I. Basic Overview and Structure of PLC
A PLC is a digital electronic system device designed specifically for industrial applications. It uses a programmable memory to store and execute operation instructions such as logic operations, sequential control, timing/counting, and arithmetic operations, and controls various types of machinery or production processes through digital or analog input and output interfaces.
The basic structure of a PLC includes a central processing unit (CPU), memory, input/output interfaces (I/O interfaces), communication interfaces, and a power supply. The CPU is the core of the PLC, responsible for running user programs, monitoring I/O interface status, making logical judgments, and processing data. The memory stores the system and user programs and data. The I/O interfaces act as a bridge between the PLC and input/output devices, responsible for receiving and sending signals. The communication interfaces are used for information exchange between the PLC and other devices. The power supply provides energy to the entire system.
II. PLC Working Principle and Scanning Process
The working principle of a PLC is based on a "sequential scanning and continuous looping" method. During PLC operation, the CPU, based on the program prepared by the user according to control requirements and stored in the user memory, performs a periodic cyclical scan according to the instruction step number (or address number). If there is no jump instruction, the user program is executed sequentially from the first instruction until the program ends. Then, it returns to the first instruction to begin the next round of scanning.
The PLC scanning process mainly includes three stages: input sampling, program execution, and output refresh. In the input sampling stage, the PLC sequentially reads the on/off states or input data of all input terminals temporarily stored in the input latches and writes them into the corresponding input status registers. In the program execution stage, the PLC performs logical operations and processes according to the user program. In the output refresh stage, the PLC outputs the program execution results to the control device.
III. PLC Programming Language and Functions
PLC programming languages mainly include ladder diagrams (LAD), function block diagrams (FBD), and structured control language (SCL). Among them, ladder diagrams are a graphical language that is relatively intuitive, easy to learn, and widely used. It uses terms and symbols similar to relays (normally open and normally closed contacts, coils, and series and parallel connections) to represent the logical relationships between PLC inputs and outputs according to control requirements.
PLCs are highly powerful, encompassing control, data acquisition and storage, input/output interface conditioning, communication and networking, and programming/debugging functions. Control is the most fundamental function of a PLC, including logic control, timing control, counting control, and sequential control. Data acquisition and storage involves acquiring, storing, and processing input signals and outputting the results. Input/output interface conditioning controls and adjusts analog signals. Communication and networking enables the PLC to exchange information and control other devices.

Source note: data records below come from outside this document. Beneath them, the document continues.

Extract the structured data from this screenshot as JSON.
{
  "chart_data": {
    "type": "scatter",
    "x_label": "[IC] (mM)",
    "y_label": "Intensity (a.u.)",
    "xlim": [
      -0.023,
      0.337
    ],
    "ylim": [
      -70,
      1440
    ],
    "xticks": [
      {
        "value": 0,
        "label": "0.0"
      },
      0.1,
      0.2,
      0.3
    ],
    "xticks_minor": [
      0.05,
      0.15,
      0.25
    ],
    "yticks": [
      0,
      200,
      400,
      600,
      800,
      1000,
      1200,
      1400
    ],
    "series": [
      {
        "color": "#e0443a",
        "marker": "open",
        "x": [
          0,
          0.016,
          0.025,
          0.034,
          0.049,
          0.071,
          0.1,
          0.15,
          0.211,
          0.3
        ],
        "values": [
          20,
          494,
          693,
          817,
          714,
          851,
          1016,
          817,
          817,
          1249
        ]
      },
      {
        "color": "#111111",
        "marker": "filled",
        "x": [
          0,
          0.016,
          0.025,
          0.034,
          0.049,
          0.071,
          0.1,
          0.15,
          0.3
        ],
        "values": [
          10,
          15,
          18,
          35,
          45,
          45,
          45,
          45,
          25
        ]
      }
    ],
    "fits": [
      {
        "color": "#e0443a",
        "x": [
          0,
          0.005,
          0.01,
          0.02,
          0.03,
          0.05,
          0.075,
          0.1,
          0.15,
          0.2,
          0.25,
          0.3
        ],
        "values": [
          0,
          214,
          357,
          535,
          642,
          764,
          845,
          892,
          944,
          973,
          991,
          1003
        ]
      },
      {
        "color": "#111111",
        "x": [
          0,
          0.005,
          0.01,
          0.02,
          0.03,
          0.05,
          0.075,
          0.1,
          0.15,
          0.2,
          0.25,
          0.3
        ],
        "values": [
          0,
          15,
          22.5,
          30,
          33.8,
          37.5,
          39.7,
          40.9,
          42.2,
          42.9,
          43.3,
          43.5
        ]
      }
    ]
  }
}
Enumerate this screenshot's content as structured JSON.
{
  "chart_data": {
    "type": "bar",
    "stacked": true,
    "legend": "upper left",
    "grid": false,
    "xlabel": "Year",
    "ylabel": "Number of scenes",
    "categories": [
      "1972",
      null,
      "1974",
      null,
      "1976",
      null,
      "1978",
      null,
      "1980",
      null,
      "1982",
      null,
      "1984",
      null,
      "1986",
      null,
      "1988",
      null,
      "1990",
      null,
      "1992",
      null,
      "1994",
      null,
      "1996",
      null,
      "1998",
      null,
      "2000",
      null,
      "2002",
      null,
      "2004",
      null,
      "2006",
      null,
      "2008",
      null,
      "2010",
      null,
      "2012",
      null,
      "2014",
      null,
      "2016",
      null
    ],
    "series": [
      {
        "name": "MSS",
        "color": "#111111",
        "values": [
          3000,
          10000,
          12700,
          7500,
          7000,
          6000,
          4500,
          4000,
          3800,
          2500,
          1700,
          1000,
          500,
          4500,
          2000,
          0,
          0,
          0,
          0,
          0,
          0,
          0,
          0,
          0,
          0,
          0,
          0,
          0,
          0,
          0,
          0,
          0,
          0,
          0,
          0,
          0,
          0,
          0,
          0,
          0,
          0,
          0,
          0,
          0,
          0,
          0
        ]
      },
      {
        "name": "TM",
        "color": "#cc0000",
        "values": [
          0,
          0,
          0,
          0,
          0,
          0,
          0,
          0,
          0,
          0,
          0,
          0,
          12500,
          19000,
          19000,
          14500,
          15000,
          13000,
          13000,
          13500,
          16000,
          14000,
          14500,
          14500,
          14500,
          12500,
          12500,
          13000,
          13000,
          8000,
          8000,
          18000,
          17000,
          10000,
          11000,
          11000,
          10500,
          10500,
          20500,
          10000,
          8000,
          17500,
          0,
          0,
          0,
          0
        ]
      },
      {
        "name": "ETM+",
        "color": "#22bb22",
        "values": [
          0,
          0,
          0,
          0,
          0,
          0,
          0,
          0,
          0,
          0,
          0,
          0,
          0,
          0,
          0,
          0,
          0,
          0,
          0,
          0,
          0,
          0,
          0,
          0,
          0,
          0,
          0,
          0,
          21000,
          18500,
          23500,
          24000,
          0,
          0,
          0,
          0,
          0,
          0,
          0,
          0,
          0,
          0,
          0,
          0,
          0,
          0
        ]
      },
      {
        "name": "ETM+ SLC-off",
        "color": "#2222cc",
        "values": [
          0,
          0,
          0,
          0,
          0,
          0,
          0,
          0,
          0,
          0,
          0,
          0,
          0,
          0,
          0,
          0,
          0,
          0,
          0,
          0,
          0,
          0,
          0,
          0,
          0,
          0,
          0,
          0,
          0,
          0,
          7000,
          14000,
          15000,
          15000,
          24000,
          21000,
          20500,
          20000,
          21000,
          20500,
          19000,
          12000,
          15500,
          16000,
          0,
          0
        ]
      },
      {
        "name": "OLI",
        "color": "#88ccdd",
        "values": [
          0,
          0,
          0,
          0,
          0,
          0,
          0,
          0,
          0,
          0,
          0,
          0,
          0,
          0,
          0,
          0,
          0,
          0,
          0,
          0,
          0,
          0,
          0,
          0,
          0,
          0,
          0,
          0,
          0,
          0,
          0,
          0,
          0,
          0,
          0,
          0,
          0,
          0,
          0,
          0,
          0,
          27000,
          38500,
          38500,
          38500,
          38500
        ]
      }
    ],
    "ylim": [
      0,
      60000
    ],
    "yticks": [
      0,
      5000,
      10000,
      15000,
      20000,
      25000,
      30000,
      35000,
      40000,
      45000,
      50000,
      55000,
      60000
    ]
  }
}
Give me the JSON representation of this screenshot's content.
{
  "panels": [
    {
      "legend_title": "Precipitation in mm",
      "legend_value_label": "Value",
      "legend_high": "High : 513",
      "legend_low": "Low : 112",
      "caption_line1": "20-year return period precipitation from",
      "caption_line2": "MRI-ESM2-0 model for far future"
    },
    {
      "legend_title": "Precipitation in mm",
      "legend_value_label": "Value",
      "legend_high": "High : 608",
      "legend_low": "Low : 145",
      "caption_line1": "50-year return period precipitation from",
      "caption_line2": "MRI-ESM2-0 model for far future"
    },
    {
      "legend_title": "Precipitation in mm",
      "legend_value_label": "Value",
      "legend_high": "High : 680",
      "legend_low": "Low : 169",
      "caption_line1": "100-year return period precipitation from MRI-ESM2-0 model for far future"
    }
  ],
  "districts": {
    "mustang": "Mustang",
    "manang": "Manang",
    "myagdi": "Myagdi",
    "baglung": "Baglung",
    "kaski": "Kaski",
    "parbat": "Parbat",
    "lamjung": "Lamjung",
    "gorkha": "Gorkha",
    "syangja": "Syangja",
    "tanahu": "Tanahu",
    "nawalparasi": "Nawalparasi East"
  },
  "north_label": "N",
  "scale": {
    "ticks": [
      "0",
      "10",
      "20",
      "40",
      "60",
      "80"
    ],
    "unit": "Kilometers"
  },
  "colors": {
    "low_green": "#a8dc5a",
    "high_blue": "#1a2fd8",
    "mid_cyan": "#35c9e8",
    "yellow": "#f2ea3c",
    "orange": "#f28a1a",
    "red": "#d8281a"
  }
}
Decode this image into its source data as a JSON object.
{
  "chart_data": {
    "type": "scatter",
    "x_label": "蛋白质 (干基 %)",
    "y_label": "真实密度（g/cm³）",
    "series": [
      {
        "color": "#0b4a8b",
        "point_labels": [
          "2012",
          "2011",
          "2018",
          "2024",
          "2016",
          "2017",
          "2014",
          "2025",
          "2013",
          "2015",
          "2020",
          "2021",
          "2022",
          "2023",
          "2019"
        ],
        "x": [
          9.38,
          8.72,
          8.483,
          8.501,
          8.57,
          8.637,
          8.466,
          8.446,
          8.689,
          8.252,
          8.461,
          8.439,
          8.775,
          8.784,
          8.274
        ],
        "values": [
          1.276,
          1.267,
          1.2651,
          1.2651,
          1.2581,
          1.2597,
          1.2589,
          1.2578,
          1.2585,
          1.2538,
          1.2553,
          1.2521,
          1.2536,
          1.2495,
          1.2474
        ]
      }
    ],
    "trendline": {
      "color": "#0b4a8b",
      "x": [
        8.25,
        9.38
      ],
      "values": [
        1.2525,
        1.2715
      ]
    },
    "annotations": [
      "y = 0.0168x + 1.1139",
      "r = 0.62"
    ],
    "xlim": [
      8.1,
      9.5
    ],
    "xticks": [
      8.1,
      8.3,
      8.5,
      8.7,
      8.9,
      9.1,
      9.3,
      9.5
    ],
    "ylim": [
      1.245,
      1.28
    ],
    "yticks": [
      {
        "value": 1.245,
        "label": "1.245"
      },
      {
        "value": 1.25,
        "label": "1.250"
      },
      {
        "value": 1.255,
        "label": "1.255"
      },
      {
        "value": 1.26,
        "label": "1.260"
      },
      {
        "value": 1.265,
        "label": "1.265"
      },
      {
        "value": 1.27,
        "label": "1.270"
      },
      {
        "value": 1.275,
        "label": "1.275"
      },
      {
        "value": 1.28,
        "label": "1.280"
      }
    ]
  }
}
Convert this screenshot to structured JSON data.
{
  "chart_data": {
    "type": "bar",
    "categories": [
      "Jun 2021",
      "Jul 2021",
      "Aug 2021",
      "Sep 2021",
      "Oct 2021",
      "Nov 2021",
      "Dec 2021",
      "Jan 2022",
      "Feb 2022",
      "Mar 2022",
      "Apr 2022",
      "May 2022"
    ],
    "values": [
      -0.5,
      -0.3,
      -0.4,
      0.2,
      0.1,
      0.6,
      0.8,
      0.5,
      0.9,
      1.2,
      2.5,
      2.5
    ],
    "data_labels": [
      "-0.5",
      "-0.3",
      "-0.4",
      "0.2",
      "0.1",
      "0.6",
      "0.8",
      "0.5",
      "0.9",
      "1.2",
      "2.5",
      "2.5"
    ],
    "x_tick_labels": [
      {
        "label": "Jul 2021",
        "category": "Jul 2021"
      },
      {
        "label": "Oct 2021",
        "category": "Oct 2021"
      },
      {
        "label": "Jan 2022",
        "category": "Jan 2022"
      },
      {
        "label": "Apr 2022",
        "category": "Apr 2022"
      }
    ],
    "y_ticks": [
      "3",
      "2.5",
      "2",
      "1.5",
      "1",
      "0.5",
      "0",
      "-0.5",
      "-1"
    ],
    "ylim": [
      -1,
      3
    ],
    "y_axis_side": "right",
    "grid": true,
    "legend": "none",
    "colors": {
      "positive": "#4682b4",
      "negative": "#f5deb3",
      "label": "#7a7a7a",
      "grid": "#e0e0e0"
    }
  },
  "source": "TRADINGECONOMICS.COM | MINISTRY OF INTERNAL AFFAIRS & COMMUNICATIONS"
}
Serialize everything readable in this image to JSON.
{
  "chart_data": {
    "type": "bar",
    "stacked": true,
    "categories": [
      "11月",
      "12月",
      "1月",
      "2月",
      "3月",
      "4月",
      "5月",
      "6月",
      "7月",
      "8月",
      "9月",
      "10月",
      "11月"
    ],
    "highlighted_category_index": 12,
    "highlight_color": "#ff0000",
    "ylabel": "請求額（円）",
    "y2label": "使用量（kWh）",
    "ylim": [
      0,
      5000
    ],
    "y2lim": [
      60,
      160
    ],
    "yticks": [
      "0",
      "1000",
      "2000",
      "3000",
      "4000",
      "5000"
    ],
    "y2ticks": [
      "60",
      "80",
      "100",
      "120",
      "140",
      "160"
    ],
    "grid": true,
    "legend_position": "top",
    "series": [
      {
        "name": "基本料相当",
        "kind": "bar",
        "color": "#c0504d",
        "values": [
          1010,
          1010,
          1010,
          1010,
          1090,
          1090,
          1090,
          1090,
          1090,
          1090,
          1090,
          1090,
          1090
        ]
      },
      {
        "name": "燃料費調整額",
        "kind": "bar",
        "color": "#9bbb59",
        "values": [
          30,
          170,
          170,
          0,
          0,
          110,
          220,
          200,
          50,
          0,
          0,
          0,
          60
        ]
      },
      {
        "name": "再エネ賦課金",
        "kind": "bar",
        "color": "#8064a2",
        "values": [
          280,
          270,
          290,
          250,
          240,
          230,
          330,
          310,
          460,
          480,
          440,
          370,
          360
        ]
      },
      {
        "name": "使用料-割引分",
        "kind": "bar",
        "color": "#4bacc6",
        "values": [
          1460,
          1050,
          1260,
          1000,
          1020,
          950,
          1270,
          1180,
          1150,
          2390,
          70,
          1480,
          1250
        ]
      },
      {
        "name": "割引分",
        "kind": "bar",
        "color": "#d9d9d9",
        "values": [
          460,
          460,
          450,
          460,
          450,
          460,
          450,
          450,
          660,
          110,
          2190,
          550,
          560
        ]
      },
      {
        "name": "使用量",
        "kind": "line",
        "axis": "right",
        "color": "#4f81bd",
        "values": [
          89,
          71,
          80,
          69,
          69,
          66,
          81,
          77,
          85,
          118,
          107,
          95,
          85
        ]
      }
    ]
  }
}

Programming and debugging functions allow users to easily program, debug, and monitor the PLC.
IV. PLC Application and Selection
PLCs have a very wide range of applications, covering almost all industrial fields that require automated control. In manufacturing, PLCs can be used to control equipment such as automated assembly lines and automated packaging lines; in the transportation sector, PLCs can be used to control traffic lights, baggage handling systems in stations and airports, and so on; in petrochemical production processes, PLCs can be used for real-time monitoring and adjustment of parameters such as process control and safety monitoring.
When selecting a PLC, several factors need to be considered, including model selection, capacity selection, I/O module selection, and the selection of auxiliary equipment such as power supply modules and programmers. Model selection should be based on factors such as structural form, functional requirements, response speed, and reliability; capacity selection is based on the number of I/O points and user storage capacity; I/O module selection includes the choice between digital and analog modules, as well as the need for special function modules; auxiliary equipment such as power supply modules and programmers are also important considerations when selecting a PLC.
V. Summary and Outlook
Through this article, you should now have a deeper understanding of the key concepts of PLCs. As a core device in modern industrial automation, the importance of PLCs is self-evident. With the continuous development of technology, the application scope of PLCs will further expand. In the future, PLCs will place greater emphasis on the development trends of intelligence, networking, and integration, providing more efficient, reliable, and intelligent solutions for the field of industrial automation.
As professionals or enthusiasts in the electrical field, we should continuously learn and master the latest PLC technologies and application methods to improve our professional skills and practical abilities. Only in this way can we keep pace with the times and contribute to the development of industrial automation.